4. Il appartient toutefois à la cour, saisie de l'ensemble du litige par l'effet dévolutif de l'appel, d'examiner les autres moyens soulevés par M. B....
5. En premier lieu, d'une part, en vertu des dispositions des articles R. 2421-4 et R. 2421-11 du code du travail, l'inspecteur du travail saisi d'une demande d'autorisation de licenciement d'un salarié protégé doit, quel que soit le motif de la demande, procéder à une enquête contradictoire. En revanche, aucune règle ni aucun principe ne fait obligation au ministre chargé du travail, saisi d'un recours hiérarchique sur le fondement des dispositions de l'article R. 2422-1 du même code, de procéder lui-même à cette enquête contradictoire. Il en va toutefois autrement si l'inspecteur du travail n'a pas lui-même respecté les obligations de l'enquête contradictoire et si, par suite, le ministre annule sa décision et statue lui-même sur la demande d'autorisation.
6. D'autre part, aux termes des dispositions de l'article 24 de la loi du 12 avril 2000 relative aux droits des citoyens dans leurs relations avec les administrations, aujourd'hui codifiées aux articles L. 121-1, L. 122-1 et L. 211-2 du code des relations entre le public et l'administration : " Exception faite des cas où il est statué sur une demande, les décisions individuelles qui doivent être motivées en application des articles 1er et 2 de la loi n° 79-587 du 11 juillet 1979 relative à la motivation des actes administratifs et à l'amélioration des relations entre l'administration et le public n'interviennent qu'après que la personne intéressée a été mise à même de présenter des observations écrites et, le cas échéant, sur sa demande, des observations orales ". Il résulte de ces dispositions qu'il appartient à l'autorité administrative compétente pour adopter une décision individuelle entrant dans leur champ de mettre elle-même la personne intéressée en mesure de présenter des observations.
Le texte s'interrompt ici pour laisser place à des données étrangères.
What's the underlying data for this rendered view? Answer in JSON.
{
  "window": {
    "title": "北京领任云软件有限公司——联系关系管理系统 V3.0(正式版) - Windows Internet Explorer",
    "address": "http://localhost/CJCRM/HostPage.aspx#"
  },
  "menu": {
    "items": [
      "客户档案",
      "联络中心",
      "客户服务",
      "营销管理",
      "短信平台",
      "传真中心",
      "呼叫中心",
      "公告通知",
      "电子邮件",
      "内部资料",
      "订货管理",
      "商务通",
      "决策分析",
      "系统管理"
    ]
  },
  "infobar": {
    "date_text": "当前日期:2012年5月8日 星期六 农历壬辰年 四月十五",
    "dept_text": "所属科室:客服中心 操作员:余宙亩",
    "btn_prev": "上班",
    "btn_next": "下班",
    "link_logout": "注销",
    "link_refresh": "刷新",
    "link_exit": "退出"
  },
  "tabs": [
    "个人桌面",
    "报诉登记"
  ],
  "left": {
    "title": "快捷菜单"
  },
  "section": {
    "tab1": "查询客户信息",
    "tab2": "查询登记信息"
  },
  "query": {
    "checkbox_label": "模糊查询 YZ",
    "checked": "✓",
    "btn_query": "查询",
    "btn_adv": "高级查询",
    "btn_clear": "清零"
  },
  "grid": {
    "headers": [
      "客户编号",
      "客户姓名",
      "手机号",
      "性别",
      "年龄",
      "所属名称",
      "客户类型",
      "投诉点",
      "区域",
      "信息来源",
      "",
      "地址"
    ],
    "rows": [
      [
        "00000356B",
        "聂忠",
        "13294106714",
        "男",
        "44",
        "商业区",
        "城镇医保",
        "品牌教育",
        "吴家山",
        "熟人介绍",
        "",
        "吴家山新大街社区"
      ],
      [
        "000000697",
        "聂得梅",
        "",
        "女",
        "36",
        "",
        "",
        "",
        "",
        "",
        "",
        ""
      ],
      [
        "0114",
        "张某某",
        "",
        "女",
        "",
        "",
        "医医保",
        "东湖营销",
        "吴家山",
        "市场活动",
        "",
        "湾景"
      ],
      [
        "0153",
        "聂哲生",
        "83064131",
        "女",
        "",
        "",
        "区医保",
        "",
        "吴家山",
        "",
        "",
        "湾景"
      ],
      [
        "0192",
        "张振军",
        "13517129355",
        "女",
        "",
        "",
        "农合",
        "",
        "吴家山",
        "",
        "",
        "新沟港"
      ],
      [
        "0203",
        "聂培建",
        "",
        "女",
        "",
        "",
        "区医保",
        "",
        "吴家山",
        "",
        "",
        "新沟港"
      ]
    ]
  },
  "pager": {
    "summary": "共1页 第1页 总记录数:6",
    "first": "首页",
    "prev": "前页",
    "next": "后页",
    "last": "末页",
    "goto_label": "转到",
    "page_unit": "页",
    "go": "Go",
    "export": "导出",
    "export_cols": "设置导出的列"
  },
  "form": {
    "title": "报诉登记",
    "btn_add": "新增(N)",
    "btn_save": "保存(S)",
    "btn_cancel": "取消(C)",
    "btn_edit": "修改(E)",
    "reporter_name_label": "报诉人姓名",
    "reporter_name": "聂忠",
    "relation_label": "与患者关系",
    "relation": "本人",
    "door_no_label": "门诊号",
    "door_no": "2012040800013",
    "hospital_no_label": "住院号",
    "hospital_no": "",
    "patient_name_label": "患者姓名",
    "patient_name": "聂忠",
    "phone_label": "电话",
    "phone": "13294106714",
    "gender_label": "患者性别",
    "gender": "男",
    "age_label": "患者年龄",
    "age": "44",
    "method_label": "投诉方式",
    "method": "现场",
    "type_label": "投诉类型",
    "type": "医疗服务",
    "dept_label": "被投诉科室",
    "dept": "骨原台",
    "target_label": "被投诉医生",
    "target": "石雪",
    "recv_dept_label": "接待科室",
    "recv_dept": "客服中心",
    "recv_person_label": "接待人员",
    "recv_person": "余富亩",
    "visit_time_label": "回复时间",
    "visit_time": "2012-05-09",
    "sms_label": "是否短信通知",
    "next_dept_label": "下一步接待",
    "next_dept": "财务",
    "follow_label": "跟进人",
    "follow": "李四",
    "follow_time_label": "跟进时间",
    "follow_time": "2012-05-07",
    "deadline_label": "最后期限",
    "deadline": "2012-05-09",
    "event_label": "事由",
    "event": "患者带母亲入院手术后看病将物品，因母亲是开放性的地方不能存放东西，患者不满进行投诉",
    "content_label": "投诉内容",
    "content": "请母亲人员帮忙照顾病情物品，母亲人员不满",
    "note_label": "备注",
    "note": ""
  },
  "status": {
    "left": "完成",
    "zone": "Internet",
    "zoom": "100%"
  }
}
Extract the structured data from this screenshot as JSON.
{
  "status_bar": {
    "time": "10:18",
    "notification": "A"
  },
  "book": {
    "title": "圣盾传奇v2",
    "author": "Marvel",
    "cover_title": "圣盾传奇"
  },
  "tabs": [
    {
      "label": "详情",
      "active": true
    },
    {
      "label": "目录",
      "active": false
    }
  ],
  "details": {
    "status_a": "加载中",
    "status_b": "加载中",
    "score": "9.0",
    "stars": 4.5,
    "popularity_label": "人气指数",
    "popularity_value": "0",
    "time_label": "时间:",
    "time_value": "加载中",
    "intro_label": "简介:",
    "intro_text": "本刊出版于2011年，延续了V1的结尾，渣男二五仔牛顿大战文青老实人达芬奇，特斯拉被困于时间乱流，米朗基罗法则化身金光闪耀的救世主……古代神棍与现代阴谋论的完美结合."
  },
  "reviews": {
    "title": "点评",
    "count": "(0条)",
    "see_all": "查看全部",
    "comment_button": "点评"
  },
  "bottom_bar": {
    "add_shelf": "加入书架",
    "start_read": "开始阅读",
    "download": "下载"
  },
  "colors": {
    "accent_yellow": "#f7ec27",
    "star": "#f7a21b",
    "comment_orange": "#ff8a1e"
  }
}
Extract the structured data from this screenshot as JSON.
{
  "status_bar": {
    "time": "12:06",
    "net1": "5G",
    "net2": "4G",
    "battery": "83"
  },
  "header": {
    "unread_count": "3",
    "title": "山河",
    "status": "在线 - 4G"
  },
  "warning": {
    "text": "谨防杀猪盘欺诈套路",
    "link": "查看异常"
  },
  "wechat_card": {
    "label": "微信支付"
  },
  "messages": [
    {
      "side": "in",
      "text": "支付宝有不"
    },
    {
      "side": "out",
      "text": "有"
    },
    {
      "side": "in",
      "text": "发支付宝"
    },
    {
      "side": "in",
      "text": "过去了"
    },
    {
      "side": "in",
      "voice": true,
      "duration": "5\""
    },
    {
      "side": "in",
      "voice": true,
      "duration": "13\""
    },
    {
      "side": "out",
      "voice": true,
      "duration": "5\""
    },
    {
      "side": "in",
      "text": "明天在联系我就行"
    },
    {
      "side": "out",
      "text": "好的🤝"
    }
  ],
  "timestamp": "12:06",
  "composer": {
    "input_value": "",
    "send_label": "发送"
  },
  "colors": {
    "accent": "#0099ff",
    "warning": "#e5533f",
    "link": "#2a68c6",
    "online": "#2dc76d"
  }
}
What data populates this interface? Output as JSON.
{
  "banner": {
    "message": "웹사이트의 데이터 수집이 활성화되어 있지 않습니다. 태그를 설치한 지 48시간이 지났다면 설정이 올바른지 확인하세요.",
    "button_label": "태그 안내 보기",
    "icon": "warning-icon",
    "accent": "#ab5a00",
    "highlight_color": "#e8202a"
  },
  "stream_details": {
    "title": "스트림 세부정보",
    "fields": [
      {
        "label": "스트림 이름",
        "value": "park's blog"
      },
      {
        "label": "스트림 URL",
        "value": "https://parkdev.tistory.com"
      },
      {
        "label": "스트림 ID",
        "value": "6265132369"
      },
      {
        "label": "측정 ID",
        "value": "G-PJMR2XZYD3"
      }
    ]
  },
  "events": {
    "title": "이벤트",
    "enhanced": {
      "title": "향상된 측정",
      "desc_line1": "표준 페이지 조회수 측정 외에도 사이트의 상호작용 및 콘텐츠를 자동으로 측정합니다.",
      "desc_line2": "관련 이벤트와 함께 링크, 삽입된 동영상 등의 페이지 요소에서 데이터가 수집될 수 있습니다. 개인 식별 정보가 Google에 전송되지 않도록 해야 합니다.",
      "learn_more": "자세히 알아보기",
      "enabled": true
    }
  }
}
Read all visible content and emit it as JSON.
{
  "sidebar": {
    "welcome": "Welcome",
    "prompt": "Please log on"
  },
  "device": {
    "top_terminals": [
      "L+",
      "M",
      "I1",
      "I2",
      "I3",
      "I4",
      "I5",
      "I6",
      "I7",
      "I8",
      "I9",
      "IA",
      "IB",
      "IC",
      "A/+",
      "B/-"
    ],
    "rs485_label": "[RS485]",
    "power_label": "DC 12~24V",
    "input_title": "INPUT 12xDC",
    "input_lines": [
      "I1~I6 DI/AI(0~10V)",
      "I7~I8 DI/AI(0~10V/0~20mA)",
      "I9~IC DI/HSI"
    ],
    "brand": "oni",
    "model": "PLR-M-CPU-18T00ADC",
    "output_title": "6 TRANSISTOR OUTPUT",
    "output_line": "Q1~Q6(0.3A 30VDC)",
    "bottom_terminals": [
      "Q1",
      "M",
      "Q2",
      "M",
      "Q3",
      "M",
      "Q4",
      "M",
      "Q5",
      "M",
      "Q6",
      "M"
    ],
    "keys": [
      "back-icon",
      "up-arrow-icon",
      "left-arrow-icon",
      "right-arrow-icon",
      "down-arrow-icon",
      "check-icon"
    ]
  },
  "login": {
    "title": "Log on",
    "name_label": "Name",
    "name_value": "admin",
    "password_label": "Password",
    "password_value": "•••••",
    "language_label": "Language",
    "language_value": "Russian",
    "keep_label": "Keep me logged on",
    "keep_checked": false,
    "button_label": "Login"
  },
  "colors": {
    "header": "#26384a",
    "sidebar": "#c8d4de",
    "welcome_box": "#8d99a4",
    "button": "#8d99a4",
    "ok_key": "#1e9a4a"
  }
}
Il en va de même, à l'égard du bénéficiaire d'une décision, lorsque l'administration est saisie par un tiers d'un recours gracieux ou hiérarchique contre cette décision. Ainsi, le ministre chargé du travail, saisi sur le fondement des dispositions de l'article R. 2422-1 du code du travail, d'un recours contre une décision autorisant ou refusant d'autoriser le licenciement d'un salarié protégé, doit mettre le tiers au profit duquel la décision contestée a créé des droits - à savoir, respectivement, l'employeur ou le salarié protégé - à même de présenter ses observations, notamment par la communication de l'ensemble des éléments sur lesquels le ministre entend fonder sa décision.
7. Dès lors que le ministre chargé du travail, saisi par M. B... d'un recours hiérarchique formé contre la décision par laquelle l'inspecteur du travail avait autorisé la société PDL à le licencier, n'a pas annulé ladite décision de l'inspecteur pour ne pas avoir lui-même méconnu le caractère contradictoire de la procédure, aucun principe ne faisait obligation audit ministre de procéder lui-même à une enquête contradictoire. De même, dès lors que la décision par laquelle l'inspecteur du travail avait autorisé l'employeur de M. B... à le licencier n'avait créé aucun droit au profit de ce salarié, il n'incombait pas au ministre, saisi par l'intéressé d'un recours hiérarchique, de mettre son auteur à même de présenter des observations. Par suite, le moyen tiré du non respect du caractère contradictoire de la procédure ayant conduit à la décision ministérielle en litige ne peut qu'être écarté comme inopérant.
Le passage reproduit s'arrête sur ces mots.